L’embarras est le plus palpable en Tunisie, où les dirigeants sont écartelés entre des partenaires du Golfe tous indispensables et qu’ils souhaitent tous ménager. La Tunisie n’a pas réagi officiellement mais ne souhaite surtout pas rompre avec Doha. Alors que l’élection de Béji Caïd Essebsi (BCE), en décembre 2014, laissait présager une lune de miel avec les Émiratis, les relations entre Tunis et Abou Dhabi sont allées de mal en pis, et les ressortissants tunisiens ont même un temps été interdits de voyage aux Émirats. Sous l’impulsion de BCE, la Tunisie, qui espérait des contreparties sonnantes et trébuchantes, s’est placée dans l’orbite de Riyad.

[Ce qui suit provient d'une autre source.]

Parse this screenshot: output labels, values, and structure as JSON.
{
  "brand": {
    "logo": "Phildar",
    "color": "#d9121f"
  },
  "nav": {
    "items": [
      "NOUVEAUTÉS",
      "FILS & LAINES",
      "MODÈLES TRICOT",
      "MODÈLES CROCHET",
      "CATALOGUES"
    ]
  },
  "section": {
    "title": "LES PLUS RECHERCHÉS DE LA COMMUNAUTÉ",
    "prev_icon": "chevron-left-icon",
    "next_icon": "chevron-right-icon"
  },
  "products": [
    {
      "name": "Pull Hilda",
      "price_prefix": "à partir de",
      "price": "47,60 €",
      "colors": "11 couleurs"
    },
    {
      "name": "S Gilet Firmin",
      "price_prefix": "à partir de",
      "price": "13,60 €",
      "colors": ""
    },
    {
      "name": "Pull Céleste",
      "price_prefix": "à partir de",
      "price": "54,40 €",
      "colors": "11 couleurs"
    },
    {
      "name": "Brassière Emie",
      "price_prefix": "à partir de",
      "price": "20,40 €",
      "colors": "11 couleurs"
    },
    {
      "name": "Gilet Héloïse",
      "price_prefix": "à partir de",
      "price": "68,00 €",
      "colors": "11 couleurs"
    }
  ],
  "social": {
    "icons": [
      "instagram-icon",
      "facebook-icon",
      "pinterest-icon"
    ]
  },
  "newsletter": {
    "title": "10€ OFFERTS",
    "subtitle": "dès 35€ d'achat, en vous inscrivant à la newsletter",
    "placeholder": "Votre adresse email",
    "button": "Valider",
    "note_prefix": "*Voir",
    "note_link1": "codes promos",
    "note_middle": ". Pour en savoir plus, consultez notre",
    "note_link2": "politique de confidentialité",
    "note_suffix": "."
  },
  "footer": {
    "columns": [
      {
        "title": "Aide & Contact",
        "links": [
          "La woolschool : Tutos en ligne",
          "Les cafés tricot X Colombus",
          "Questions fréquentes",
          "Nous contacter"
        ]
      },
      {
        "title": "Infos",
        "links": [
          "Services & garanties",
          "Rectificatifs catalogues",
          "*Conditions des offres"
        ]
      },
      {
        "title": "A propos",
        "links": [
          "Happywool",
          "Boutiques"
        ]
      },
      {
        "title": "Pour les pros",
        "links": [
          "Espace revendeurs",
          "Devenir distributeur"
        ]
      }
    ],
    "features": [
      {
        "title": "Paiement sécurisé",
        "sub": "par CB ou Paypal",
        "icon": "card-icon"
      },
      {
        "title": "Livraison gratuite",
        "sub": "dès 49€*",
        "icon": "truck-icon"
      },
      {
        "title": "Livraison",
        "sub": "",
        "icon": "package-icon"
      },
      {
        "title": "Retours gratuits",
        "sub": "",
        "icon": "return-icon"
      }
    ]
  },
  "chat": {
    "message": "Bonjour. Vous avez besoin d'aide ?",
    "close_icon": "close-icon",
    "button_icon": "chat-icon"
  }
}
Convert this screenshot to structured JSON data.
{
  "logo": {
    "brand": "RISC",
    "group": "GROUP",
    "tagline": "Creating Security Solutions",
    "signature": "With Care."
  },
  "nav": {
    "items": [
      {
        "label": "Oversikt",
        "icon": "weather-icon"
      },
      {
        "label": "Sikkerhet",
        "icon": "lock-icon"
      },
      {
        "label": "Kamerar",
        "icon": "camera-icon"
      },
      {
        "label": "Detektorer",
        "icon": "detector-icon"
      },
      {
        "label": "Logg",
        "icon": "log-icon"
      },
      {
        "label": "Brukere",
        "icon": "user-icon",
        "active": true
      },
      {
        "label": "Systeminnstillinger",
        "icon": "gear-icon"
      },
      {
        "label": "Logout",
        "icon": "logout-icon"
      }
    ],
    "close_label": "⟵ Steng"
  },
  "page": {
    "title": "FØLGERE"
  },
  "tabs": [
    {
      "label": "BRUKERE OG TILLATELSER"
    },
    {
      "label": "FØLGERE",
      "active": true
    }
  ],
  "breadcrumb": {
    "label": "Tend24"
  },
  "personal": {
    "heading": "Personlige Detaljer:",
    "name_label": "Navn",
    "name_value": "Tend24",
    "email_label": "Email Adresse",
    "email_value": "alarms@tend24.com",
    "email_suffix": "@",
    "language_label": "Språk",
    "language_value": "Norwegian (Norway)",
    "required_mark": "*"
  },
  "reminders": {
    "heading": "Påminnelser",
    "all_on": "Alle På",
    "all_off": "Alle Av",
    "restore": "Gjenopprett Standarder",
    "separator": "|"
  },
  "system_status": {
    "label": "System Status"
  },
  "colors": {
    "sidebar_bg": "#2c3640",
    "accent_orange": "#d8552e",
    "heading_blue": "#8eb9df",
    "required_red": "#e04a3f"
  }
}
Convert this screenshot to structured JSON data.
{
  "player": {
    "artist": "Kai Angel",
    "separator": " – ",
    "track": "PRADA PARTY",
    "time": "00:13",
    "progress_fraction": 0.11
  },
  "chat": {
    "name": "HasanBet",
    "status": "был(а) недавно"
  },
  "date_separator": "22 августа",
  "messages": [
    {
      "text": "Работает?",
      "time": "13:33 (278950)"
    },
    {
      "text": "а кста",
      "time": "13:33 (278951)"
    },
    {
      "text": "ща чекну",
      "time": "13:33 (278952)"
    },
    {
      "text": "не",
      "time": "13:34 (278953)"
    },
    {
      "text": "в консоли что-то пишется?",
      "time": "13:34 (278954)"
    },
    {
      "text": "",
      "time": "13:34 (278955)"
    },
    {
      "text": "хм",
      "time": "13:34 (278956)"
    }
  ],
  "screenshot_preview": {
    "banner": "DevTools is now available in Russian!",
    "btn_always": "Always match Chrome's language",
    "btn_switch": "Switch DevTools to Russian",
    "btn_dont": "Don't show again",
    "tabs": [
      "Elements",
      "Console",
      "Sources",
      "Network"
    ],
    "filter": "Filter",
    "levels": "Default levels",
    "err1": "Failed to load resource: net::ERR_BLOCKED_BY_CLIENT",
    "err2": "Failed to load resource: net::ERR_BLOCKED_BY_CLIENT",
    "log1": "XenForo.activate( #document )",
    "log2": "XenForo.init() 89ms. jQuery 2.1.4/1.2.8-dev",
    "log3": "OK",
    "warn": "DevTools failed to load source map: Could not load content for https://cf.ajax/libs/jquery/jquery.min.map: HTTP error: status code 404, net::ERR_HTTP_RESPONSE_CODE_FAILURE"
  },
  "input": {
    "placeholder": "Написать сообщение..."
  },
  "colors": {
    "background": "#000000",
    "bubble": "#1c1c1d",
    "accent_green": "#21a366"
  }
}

L’émir du Qatar, Tamim Ibn Hamad Al Thani, avec le président tunisien, Béji Caïd Essebsi, le 29 novembre 2016, à Tunis. © Nicolas Fauqué pour JA

L’émir du Qatar, Tamim Ibn Hamad Al Thani, avec le président tunisien, Béji Caïd Essebsi, le 29 novembre 2016, à Tunis. © Nicolas Fauqué pour JA

Ce flirt très poussé s’est traduit par un soutien (verbal) à l’action, pourtant illégale, de la coalition arabe au Yémen et par le vote de résolutions émanant du conseil des ministres arabes de l’Intérieur et des Affaires étrangères, condamnant les agissements de l’Iran et du Hezbollah, et qualifiant ce dernier d’organisation terroriste. L’affaire avait provoqué un vif émoi dans l’opinion, qui voit dans le mouvement chiite libanais le fer de lance de la résistance à Israël. Tunis, cependant, n’a jamais envisagé une rupture avec Téhéran. La relation avec le Qatar est devenue un enjeu de politique intérieure après la révolution.

La proximité affichée entre l’ancien émir, Cheikh Hamad, son épouse, Cheikha Moza, et Moncef Marzouki, le prédécesseur de BCE, aurait pu laisser craindre une prise de distance marquée. Mais les autorités tunisiennes, pragmatiques, ont opté pour le reset (remise des compteurs à zéro). Les Qataris ont fait des gestes, en investissant, notamment dans le secteur hôtelier (plus de 400 millions de dollars, soit près de 356 millions d’euros), en multipliant les dons et en acceptant de différer le remboursement d’un prêt de 500 millions de dollars contracté en 2012 et qui arrivait à échéance en 2017. Le Qatar a parrainé, avec la France, la conférence Tunisie 2020 sur l’investissement, et l’émir, Cheikh Tamim, est venu à Tunis pour l’occasion.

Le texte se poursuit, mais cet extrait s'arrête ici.